Lawrence Police Officer Charged with Sexual Assault of a Child


A city of Lawrence Police Officer was recently arrested on Sex Crimes Charges arising out of an incident in Florida.

Lawrence Police Officer Carlos Gonzalez was arrested last week by Andover Police while attending classes at the Massachusetts School of Law on sex crimes allegations that he committed a sexual assault on a child between the ages of 12 and 18; and serving alcohol to a person under 21.

Detectives from Florida traveled to Massachusetts to issue the arrest warrant on the Lawrence police officer. He was arraigned in Lawrence District Court on a fugitive from justice warrant.

A conviction for most sex crimes will have everlasting and life altering consequences.
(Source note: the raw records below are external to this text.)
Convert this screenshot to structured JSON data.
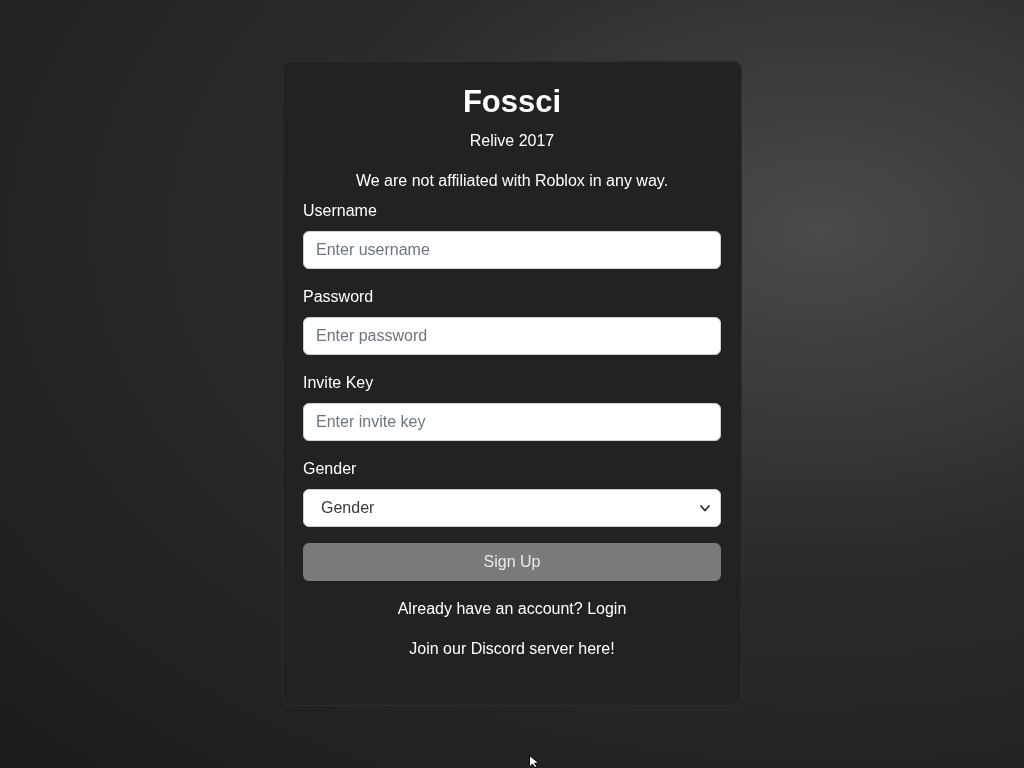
{
  "header": {
    "title": "Fossci",
    "tagline": "Relive 2017",
    "disclaimer": "We are not affiliated with Roblox in any way."
  },
  "form": {
    "fields": [
      {
        "kind": "text",
        "label": "Username",
        "placeholder": "Enter username"
      },
      {
        "kind": "password",
        "label": "Password",
        "placeholder": "Enter password"
      },
      {
        "kind": "text",
        "label": "Invite Key",
        "placeholder": "Enter invite key"
      },
      {
        "kind": "select",
        "label": "Gender",
        "value": "Gender"
      }
    ],
    "submit": "Sign Up"
  },
  "login_prompt": {
    "text": "Already have an account?",
    "link": "Login"
  },
  "discord_link": "Join our Discord server here!"
}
Even if a defendant can escape jail time from a sex offense conviction, he would not be able to escape the Sex Offender Registration requirements.
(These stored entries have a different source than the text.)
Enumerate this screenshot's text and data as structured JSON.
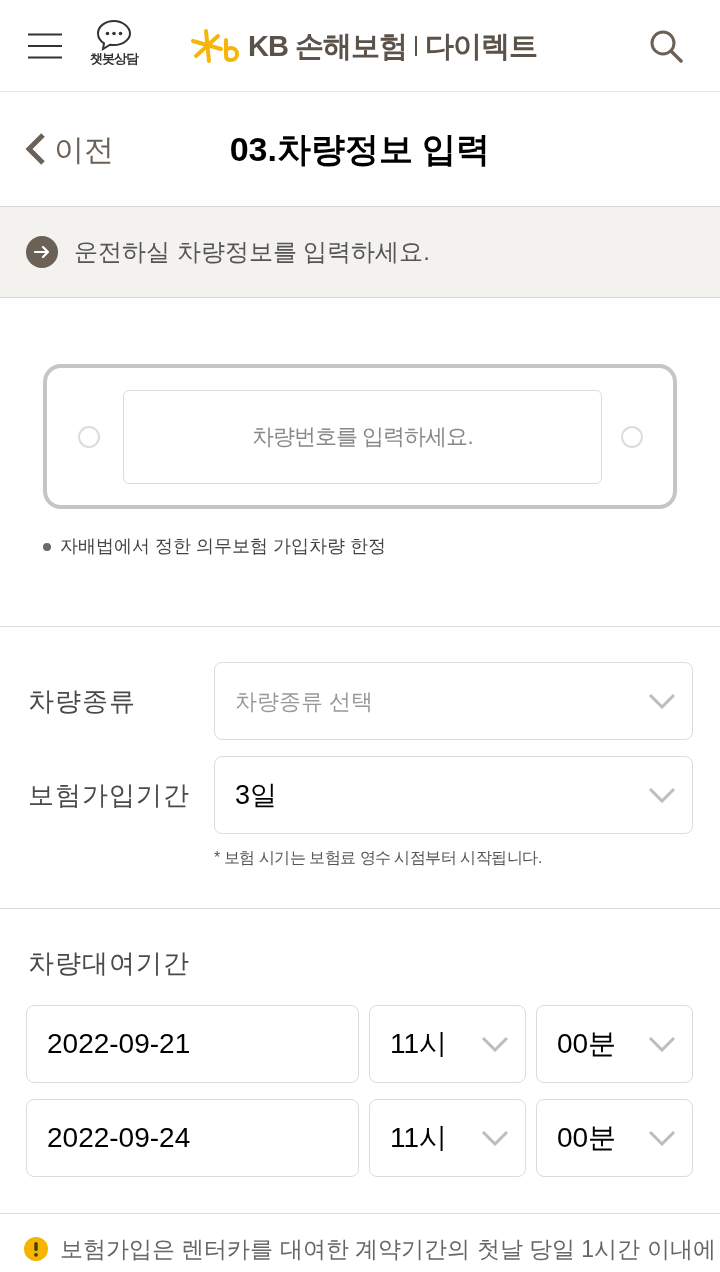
{
  "header": {
    "chatbot_label": "챗봇상담",
    "logo": {
      "brand": "KB 손해보험",
      "service": "다이렉트"
    }
  },
  "page_header": {
    "back_label": "이전",
    "title": "03.차량정보 입력"
  },
  "notice": "운전하실 차량정보를 입력하세요.",
  "vehicle_number": {
    "placeholder": "차량번호를 입력하세요.",
    "note": "자배법에서 정한 의무보험 가입차량 한정"
  },
  "fields": [
    {
      "label": "차량종류",
      "placeholder": "차량종류 선택"
    },
    {
      "label": "보험가입기간",
      "value": "3일"
    }
  ],
  "fields_note": "* 보험 시기는 보험료 영수 시점부터 시작됩니다.",
  "rental_period": {
    "label": "차량대여기간",
    "rows": [
      {
        "date": "2022-09-21",
        "hour": "11시",
        "minute": "00분"
      },
      {
        "date": "2022-09-24",
        "hour": "11시",
        "minute": "00분"
      }
    ]
  },
  "warning": "보험가입은 렌터카를 대여한 계약기간의 첫날 당일 1시간 이내에"
}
There are 3 levels of sex offender classification: Level 1, considered low risk to re-offend and for which there is no dissemination to the public; Level 2, considered to be a moderate risk to re-offend and for which there may be some dissemination to the public; and Level 3, considered to pose a high risk to re-offend and for which there is extensive dissemination to the public.

How long a person convicted of a sex offense would have to continue to register depends on a number of factors, but generally, those convicted of a single sex offense and most juveniles will typically be required to register for 20 years from the date of conviction or release from custody.

A sex offender may apply for termination of the registration requirements 10 years from teh date of conviction or release from custody, but must prove, by clear and convincing evidence, that he/she has not committed any new sex offenses and is not likely to pose a danger to the community.

Those persons who have 2 or more sex offense convictions, however, or those that are considered to be 'sexually violent predators', would likely be subject to lifetime registration.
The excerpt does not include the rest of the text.